It is disheartening to hear recent questions from the education establishment elite about whether federal student aid is ending up in the coffers of the “right” schools. To question where Pell Grant and Stafford Loan recipients choose to go to school is to question those students themselves. We all must ask ourselves, first, is it fair to question the choices of these low-income students? Second, are concerns and complaints legitimate or are they actually grounded in old-fashioned ideas about what a college or university should look like?
Bluntly, there is a clear bias in current policy debates against proprietary schools. Many in the higher education community complain that for-profit schools receive too much Pell Grant money, and that graduates of these schools aren’t paying back their Stafford Loans (and therefore shouldn’t receive them).
These are serious issues. Truly, they are accusations. Are they deserved?
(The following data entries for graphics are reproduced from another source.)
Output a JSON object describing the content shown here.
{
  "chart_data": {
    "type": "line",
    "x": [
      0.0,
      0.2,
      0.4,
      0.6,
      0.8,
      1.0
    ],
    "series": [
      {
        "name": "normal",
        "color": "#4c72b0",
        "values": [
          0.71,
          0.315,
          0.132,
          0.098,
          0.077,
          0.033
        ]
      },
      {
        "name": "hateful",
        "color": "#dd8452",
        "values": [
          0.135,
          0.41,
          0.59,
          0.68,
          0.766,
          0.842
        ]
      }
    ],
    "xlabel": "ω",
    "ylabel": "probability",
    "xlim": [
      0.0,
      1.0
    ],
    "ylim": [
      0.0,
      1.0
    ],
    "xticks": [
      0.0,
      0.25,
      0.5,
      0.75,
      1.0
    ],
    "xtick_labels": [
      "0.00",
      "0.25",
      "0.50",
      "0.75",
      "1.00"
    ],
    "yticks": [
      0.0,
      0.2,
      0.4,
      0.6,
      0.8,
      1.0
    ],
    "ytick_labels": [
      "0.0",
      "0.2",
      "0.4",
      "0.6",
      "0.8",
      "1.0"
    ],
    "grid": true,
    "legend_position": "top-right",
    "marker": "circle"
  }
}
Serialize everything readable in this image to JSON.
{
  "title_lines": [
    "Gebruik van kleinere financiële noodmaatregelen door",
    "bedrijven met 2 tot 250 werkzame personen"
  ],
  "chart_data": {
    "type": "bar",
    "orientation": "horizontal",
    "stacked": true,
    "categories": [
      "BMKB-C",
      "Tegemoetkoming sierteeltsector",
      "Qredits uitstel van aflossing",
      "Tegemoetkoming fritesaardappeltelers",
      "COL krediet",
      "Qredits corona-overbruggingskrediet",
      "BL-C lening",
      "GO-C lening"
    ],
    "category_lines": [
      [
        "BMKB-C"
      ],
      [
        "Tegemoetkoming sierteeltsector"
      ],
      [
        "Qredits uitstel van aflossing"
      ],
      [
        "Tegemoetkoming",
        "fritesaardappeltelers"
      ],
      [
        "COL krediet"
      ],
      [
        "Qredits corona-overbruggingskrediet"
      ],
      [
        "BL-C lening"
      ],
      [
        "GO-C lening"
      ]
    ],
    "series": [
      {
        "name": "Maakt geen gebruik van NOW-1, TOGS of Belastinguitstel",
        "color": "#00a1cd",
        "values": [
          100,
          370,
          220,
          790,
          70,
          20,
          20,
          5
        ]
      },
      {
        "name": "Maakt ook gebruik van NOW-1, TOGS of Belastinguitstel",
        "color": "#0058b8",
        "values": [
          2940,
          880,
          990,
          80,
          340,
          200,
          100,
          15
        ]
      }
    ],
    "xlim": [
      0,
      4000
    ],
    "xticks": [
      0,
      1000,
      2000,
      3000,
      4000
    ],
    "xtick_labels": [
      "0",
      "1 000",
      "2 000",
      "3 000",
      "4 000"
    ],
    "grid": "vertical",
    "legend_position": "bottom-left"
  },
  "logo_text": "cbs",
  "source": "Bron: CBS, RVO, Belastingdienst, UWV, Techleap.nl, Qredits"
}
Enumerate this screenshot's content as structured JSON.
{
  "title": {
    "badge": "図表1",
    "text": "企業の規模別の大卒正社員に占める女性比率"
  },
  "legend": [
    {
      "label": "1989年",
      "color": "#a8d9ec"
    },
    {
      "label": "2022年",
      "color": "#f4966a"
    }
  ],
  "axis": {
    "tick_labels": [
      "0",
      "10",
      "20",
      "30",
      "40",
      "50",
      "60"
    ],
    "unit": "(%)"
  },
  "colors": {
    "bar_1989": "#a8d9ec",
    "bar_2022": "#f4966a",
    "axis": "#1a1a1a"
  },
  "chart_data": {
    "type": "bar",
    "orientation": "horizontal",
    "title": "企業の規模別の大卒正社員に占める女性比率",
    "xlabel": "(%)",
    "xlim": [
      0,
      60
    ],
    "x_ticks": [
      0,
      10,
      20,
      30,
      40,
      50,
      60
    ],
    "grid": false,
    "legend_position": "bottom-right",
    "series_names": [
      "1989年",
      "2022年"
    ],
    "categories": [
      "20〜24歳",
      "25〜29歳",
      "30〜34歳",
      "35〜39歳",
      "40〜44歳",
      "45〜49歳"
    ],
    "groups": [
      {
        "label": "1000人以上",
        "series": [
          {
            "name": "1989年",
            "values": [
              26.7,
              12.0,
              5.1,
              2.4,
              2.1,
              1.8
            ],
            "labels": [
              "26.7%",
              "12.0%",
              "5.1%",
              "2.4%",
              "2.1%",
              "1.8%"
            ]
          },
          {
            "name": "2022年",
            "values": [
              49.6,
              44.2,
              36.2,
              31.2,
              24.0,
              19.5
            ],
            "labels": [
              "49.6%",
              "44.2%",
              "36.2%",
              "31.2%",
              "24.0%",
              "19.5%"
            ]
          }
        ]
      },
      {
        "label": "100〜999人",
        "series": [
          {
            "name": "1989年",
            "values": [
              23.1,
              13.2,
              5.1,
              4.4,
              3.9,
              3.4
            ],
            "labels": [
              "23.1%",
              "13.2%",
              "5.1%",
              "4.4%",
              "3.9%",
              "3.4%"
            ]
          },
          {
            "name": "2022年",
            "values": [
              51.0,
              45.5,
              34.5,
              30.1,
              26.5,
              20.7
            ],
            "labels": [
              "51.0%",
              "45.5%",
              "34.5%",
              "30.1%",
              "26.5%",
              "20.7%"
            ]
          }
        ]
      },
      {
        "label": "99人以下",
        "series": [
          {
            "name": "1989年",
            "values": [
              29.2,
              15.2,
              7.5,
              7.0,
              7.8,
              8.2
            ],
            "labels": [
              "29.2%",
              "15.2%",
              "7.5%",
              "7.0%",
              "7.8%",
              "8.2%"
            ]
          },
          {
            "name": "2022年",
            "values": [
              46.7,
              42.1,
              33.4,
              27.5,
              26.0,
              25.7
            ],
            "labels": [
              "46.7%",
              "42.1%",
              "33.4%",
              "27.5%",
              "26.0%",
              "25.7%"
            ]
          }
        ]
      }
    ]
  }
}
A recent analysis of Pell Grant data by the New America Foundation indicates they are not. New America Foundation Policy Analyst Jennifer Cohen wrote: “Some stakeholders are concerned proprietary schools have been aggressively marketing their services to low-income students, earning a disproportionate share of the new Pell Grant funds. According to our analysis, the story is somewhat different – while proprietary schools did receive a big jump in Pell Grants in the first half of the current school year, so did public and private schools, resulting in a nearly identical distribution of funds as before ARRA [the American Recovery and Reinvestment Act].”
In light of these facts, it seems to me that the cry of “unfair” ought to be against those who perpetuate myths and launch unfounded attacks against private-sector schools. At a time when President Obama’s Education Department is facing some critical choices regarding federal student loan programs, these tactics are especially unfair.
I understand that an education provided by an institution that advertises on radio and television and caters to working-class adults can be anathema to the education community’s elite. After all, they didn’t attend schools like that, and neither did their friends or family. Lack of familiarity, however, is no excuse for this kind of bias. Critics should be reminded that proprietary schools are filling a critical gap in the educational opportunities offered by public and nonprofit schools. Community colleges rose to fill a gap once, and they, too, were held in low regard. Thank goodness that attitude has matured, but why must education elites choose a new victim?
I’d like to stand up for the largely blue-collar students at private-sector schools by debunking some of the arguments against them.
The level of student debt is higher at private-sector institutions. Well, of course it is. This is not necessarily a bad thing. Private institutions are not subsidized like their public and nonprofit counterparts, so students must pay the vast portion of their tuition themselves – thus the need for more loans. Perhaps the education establishment should consider giving these students a round of applause for bravely tackling the cost of their education themselves.
Loan default rates are higher at private-sector schools. Like a mortgage lender, it is the responsibility of the federal government to determine the creditworthiness of any given student who is applying for a loan. A concern about default rates should therefore be addressed by the lender (the government) instead of simply blaming the schools that educate the students. Can you imagine anyone implying that Harvard is responsible for one of their graduates defaulting on a student loan? How is it fair, then, to blame private-sector schools for the default rates of their graduates?
A study by Charles River Associates found that the higher loan default rates of private-sector institutions are actually linked directly to the demographics groups that private-sector schools serve – mostly minority, many older and financially independent of their parents. The vast majority are working full time while going to school. Many are single parents. Others are veterans. Most of these students are the first in their families to go to college.
To argue for limiting Stafford Loans and Pell Grants to these students begs the question of whether federal aid programs are truly for all Americans seeking a higher education or just for a certain type of student. A less progressive approach to aid would indicate that the federal government regards some students, and some types of education, as more equal than others.
Here are the simple facts: Education improves the global competitiveness of the country and the social mobility of graduates. Nontraditional students from low-income backgrounds – those who could benefit most from an education – need to borrow money and apply for grants to get an education and improve their lives.
Limiting access to loans and grants for certain types of students is old-school snobbery, and it’s wrong. The education establishment needs to modernize its attitudes on this issue and start treating all students, and all accredited schools, as truly equal. The first step is to get the facts before launching attacks.